Telling himself to calm down, he fumbled it off his belt, slipped the switch to silence the alarm, and looked down at the readout.
1:15, it read.
Nate didn’t know whether to laugh or cry. Not only did he have an immediate assignment, but he had twenty-five minutes to make it there.
He wiped all traces of what he’d been doing from the terminal, then exited the cyber café. Using his PCD he called for a limousine, knowing it would be faster than the slidetrain and might just mean the difference between success and failure. He had no idea what would happen if he missed the deadline and frankly he had no intention of finding out. The chauffeured vehicle had slid out of the sky seconds later and got him to the Limbus offices with three minutes to go before the deadline.
He rushed to the prep room, swapped his clothes for the ones waiting there for him, and jumped into the farcaster, his thoughts a million miles away.
As the countdown neared its final seconds, Nate glanced out through the porthole in the middle of the farcaster door and saw that he’d left the door to his locker open.

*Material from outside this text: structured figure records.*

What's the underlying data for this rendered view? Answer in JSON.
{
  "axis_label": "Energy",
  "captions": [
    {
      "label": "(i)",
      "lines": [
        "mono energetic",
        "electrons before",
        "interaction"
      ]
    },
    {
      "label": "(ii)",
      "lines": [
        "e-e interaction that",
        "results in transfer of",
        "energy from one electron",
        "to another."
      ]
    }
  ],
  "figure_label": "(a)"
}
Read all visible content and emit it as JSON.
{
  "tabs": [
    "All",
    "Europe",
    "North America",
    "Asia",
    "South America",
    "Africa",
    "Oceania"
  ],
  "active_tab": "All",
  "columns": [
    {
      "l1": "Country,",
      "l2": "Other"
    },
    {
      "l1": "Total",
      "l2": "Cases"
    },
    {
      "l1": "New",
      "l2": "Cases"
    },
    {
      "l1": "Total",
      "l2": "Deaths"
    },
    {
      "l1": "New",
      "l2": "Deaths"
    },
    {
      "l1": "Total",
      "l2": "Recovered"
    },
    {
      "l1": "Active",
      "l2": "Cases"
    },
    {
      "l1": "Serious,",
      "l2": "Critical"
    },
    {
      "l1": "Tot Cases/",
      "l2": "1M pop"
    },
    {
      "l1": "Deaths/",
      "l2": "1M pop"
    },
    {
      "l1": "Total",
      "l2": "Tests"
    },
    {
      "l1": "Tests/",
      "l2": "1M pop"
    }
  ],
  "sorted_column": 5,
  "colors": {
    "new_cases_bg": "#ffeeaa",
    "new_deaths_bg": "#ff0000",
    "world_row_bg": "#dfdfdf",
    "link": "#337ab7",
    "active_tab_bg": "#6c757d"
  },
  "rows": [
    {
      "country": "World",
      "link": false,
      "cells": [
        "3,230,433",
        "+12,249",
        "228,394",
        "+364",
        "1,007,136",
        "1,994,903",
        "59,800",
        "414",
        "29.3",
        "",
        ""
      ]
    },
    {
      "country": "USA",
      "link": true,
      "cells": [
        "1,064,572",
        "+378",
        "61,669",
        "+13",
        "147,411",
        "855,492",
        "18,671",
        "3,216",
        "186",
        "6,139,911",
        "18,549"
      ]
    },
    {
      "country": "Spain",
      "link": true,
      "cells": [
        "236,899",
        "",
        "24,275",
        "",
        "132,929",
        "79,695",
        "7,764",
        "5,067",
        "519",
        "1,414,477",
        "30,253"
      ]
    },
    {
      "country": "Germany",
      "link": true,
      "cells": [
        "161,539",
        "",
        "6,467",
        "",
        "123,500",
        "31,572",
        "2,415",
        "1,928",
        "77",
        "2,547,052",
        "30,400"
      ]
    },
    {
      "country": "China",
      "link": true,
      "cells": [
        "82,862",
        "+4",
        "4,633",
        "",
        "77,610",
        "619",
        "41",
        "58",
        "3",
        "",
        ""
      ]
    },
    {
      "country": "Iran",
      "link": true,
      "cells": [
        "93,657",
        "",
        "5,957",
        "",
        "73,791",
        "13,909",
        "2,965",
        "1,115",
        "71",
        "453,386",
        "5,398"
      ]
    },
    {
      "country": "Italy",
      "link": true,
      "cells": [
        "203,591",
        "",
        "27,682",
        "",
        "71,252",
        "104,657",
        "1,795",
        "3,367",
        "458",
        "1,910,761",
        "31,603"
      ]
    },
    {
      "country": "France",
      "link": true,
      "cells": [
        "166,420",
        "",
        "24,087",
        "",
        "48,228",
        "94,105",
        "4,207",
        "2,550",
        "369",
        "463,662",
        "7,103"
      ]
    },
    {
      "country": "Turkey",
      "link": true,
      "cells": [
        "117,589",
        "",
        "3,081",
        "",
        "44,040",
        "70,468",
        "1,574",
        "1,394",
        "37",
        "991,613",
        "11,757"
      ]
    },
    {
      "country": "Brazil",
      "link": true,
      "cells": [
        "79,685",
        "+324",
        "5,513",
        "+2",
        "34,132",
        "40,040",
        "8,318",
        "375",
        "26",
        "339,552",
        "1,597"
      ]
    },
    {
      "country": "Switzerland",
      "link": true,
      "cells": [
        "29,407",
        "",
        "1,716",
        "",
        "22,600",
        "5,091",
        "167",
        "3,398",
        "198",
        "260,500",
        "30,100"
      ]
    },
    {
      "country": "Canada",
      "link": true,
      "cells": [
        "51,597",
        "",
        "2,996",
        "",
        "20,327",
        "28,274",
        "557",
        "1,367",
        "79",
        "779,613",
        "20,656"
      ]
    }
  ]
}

That was the least of his worries.
There, on the top shelf, was the hypo he’d forgotten to take.
In the next second reality dropped away from him and Nate felt like he was falling… falling… falling…
Recruiter 46795 entered Nate Benson’s mission prep room ten minutes after the other man had left. Despite having six operators under his direct supervision, management had yet to see fit to provide him with an assistant, so he was forced to handle even the trivial tasks like refilling the hypos and resetting the farcaster units himself.

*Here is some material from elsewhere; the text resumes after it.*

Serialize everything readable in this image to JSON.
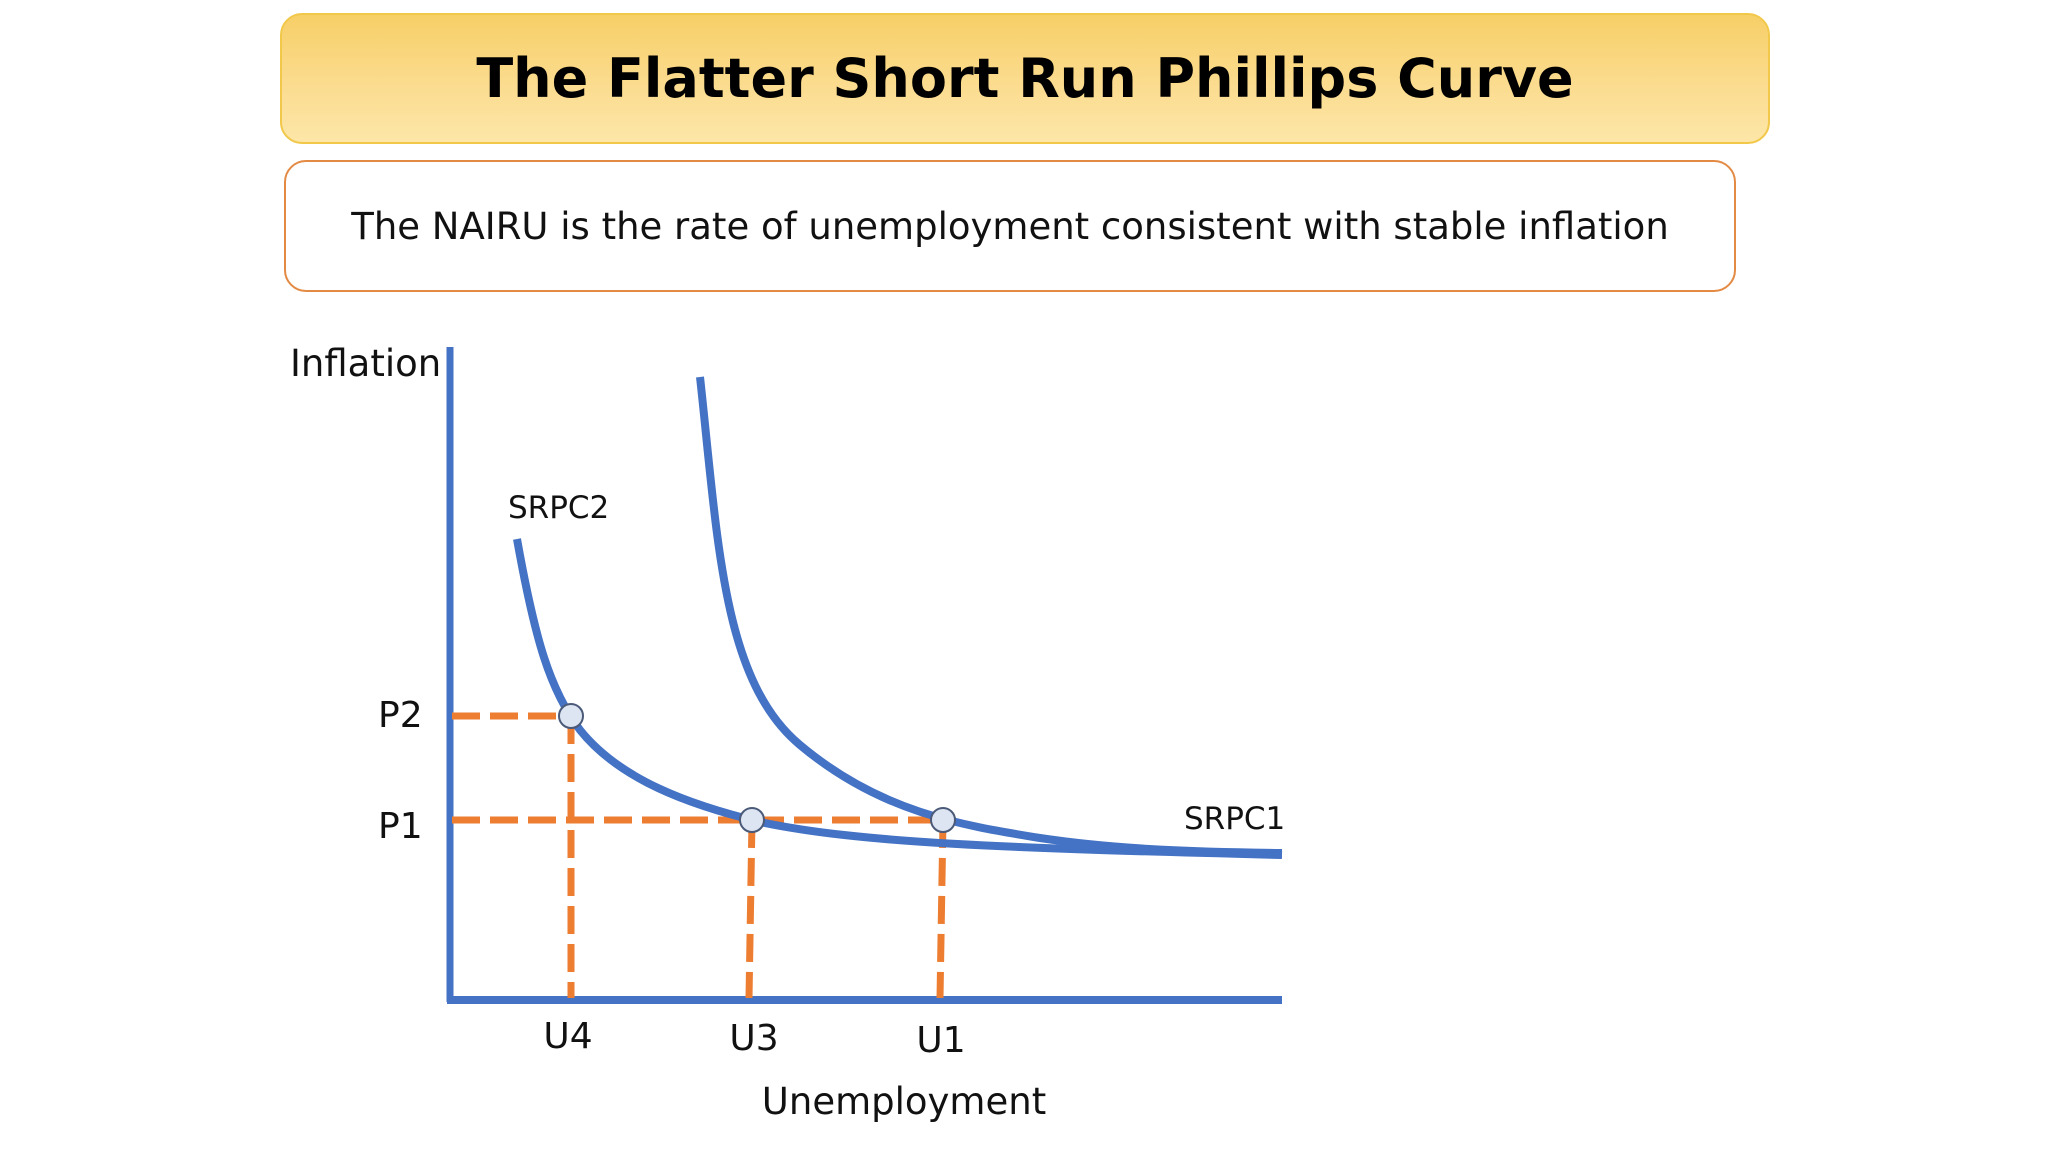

He considered that aspect of the job to be far beneath him and constantly railed to himself against the short-sightedness of those above him. When he was promoted to executive, he’d be sure to let the others know just how demeaning he’d considered the whole…
His thoughts trailed off as he caught sight of the hypo sitting on the locker’s top shelf.
Unused.
Questions swarmed his thoughts.
How much did Benson know? Was it a simple accident that he hadn’t taken the hypo or had he avoided the injection purposely? Was he an enemy plant? Or, God forbid, working for another agency? Could he still be trusted?
What about…
Recruiter 46795 cursed aloud, once, and then got control of himself. It wouldn’t do to let something like this cause the rest of his plans to spin out of control. Benson could be contained, if necessary.
He’d wait and see what the operative did when he returned from his current assignment and then make some decisions about how to handle the situation.
Patience, he reminded himself, patience.
Nate stumbled out of the farcaster and promptly vomited all over the floor. He straightened, wiped his mouth, and was overcome a second time by the sensation of falling from an immeasurable height, a fall that just went on and on and on…
He leaned against the nearby wall and vomited a second time.
With his stomach now empty, the feeling receded. He stayed where he was, waiting for the nausea to pass. Then, and only then, did he dare to straighten up.
He wondered just how totally fucked he was.
He’d gone through the farcaster without his injection and he had no idea what kind of effects that would have on his body. He felt all right aside from the previous bout of nausea, but he knew that meant nothing. He might be sprouting massive tumors deep inside his body this very minute and wouldn’t even know it.
Fuck it. Can’t do anything about it now so might as well put it aside and concentrate on the job at hand.